Besides my love for fabric and aprons, I love vintage linens. You can find me at estate sales, garage sales and antique shops seeking out really awesome pillowcases, tablecloths, dresser scarves and occasionally a sheet that is not too abused. I particularly love the ones that have been embroidered or crocheted. I do embroider, but I don't crochet and I really admire other's work. Sometimes I find a tablecloth or dresser scarf that has a tear on it that I can cut around and still use part of it for a pocket or trim or whatever.
When I find something that is stained or yellowed with age, but still usable, I try to talk the price down and buy it anyway, always pointing out the flaws. Then I take it home and put it in a large sink or pail with oxyclean. I probably go a little heavy on the oxyclean, but it won't hurt the fabric. I leave it in there for 2 full days, going in a couple of times a day and swishing it around. When the 2 days are up, I dump the whole thing (even the water) into the washing machine, add a little bleach and wash as usual. I have been amazed at what will come out of fabrics. Now it still won't take out things like lipstick, marker, pen or anything with artificial color, but most any organic (natural) stain will come right out, including most food, blood, sweat and tears! My son came home from college and his "unders" were more of a grey/brown than white and he said he needed new ones.
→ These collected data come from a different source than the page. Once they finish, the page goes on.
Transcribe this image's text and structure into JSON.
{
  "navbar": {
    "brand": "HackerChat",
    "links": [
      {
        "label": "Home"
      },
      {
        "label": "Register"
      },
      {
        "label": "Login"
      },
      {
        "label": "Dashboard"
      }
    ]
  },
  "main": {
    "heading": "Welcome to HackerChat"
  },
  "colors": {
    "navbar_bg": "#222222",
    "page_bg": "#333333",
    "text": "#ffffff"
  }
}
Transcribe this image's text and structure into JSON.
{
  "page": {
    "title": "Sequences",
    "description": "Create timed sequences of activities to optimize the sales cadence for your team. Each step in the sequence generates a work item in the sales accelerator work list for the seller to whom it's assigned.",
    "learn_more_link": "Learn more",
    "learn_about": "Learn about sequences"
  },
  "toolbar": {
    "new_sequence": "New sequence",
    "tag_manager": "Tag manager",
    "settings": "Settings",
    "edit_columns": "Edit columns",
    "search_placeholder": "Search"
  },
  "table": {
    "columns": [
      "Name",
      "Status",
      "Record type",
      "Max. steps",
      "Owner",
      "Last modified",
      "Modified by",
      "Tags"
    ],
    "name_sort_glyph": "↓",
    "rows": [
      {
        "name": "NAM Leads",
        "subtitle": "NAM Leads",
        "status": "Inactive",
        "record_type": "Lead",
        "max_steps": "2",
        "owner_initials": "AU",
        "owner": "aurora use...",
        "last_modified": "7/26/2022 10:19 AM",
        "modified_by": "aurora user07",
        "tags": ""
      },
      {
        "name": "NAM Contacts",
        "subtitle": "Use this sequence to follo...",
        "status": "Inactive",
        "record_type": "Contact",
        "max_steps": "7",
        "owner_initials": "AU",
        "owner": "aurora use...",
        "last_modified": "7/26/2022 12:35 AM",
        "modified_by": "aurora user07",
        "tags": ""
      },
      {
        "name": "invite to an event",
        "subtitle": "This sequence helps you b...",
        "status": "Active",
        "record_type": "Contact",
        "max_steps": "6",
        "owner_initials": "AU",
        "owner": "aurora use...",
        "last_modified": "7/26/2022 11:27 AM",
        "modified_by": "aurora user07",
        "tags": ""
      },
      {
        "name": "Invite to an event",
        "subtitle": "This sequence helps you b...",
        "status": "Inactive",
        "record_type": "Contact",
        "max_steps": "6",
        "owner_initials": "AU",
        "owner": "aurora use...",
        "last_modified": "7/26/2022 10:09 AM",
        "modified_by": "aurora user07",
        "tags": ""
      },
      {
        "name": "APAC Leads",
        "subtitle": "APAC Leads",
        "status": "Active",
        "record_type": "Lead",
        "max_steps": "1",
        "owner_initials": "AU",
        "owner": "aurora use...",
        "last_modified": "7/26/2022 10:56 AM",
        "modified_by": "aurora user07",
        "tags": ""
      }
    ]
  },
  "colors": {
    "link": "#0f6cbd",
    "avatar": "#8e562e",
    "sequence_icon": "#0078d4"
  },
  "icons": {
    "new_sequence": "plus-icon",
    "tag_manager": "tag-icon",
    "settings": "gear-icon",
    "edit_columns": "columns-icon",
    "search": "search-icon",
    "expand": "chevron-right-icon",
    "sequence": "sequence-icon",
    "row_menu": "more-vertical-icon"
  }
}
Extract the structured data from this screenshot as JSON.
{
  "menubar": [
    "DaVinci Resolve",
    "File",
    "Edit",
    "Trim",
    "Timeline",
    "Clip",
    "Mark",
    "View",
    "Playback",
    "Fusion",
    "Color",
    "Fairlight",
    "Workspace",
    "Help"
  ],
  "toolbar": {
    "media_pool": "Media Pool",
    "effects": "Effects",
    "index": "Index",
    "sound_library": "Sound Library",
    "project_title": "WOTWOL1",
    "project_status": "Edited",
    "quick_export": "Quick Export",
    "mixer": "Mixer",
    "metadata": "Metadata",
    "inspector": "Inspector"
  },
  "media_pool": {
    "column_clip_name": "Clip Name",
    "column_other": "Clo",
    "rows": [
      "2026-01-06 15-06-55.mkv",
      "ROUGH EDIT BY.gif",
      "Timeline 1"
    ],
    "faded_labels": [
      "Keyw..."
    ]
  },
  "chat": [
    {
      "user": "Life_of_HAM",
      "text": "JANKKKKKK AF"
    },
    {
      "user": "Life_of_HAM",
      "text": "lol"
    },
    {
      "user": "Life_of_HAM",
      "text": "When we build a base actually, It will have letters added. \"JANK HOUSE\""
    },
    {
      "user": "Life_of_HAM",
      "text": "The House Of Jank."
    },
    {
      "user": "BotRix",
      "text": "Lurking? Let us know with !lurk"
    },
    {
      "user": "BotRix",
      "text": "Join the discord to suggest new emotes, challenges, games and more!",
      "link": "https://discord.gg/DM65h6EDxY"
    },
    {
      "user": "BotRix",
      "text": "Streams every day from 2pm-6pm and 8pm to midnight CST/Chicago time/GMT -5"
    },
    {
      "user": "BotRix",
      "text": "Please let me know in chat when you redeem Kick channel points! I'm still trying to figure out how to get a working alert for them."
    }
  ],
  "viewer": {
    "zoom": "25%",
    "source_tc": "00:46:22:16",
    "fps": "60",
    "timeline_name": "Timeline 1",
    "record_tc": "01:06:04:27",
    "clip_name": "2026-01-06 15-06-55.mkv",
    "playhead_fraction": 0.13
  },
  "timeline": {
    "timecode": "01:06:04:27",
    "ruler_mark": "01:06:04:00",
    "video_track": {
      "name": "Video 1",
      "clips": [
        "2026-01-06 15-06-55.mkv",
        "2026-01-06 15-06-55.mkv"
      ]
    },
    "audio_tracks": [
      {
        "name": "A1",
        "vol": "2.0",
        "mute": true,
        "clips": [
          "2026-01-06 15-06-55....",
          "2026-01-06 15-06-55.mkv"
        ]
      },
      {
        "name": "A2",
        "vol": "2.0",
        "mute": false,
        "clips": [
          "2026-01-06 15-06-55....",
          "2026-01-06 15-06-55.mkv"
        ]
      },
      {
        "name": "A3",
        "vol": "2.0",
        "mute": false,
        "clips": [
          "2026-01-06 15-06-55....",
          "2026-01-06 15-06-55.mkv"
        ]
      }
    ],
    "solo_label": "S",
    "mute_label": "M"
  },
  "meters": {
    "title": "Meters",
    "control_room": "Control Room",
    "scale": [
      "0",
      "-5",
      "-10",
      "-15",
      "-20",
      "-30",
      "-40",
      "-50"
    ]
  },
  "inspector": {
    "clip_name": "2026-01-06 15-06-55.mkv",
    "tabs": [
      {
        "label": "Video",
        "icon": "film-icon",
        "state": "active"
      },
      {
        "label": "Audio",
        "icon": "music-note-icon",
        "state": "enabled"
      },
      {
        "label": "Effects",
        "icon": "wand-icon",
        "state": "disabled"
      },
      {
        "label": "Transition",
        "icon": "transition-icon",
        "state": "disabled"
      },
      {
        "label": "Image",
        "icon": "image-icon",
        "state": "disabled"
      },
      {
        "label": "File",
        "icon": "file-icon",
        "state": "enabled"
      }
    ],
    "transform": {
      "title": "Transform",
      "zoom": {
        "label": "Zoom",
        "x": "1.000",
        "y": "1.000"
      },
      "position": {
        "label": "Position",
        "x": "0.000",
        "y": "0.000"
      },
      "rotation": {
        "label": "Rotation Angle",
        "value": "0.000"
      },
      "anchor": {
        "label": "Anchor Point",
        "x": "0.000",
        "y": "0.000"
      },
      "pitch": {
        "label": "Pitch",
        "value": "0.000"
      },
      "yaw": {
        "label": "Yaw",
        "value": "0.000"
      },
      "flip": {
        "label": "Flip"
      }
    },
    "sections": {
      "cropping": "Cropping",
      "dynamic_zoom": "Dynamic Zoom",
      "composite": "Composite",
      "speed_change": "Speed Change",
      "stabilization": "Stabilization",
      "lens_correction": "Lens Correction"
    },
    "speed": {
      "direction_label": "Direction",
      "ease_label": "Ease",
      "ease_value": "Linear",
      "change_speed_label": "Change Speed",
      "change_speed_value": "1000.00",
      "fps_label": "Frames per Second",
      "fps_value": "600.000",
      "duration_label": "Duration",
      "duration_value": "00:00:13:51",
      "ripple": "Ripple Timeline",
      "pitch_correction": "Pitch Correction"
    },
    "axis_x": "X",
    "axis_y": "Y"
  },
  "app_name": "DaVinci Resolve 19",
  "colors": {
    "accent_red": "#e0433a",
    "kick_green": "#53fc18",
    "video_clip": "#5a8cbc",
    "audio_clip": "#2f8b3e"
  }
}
I treated them the same way and they came out perfectly white.
Another time that this comes in handy, is when you wash baby clothes and put them away for the next child. Even when they go in clean, I am always surprised and disgusted when I unpack them they have spots all over them. Maybe if I washed them with oxyclean before I stored them, I wouldn't have this problem. My youngest child is 21 so I don't pack away clothes much any more, but you might give it a try. Also on garage sale items that have a stain on the chest and you can get them cheap. It might be worth it if it is otherwise a good item and only costs you a quarter.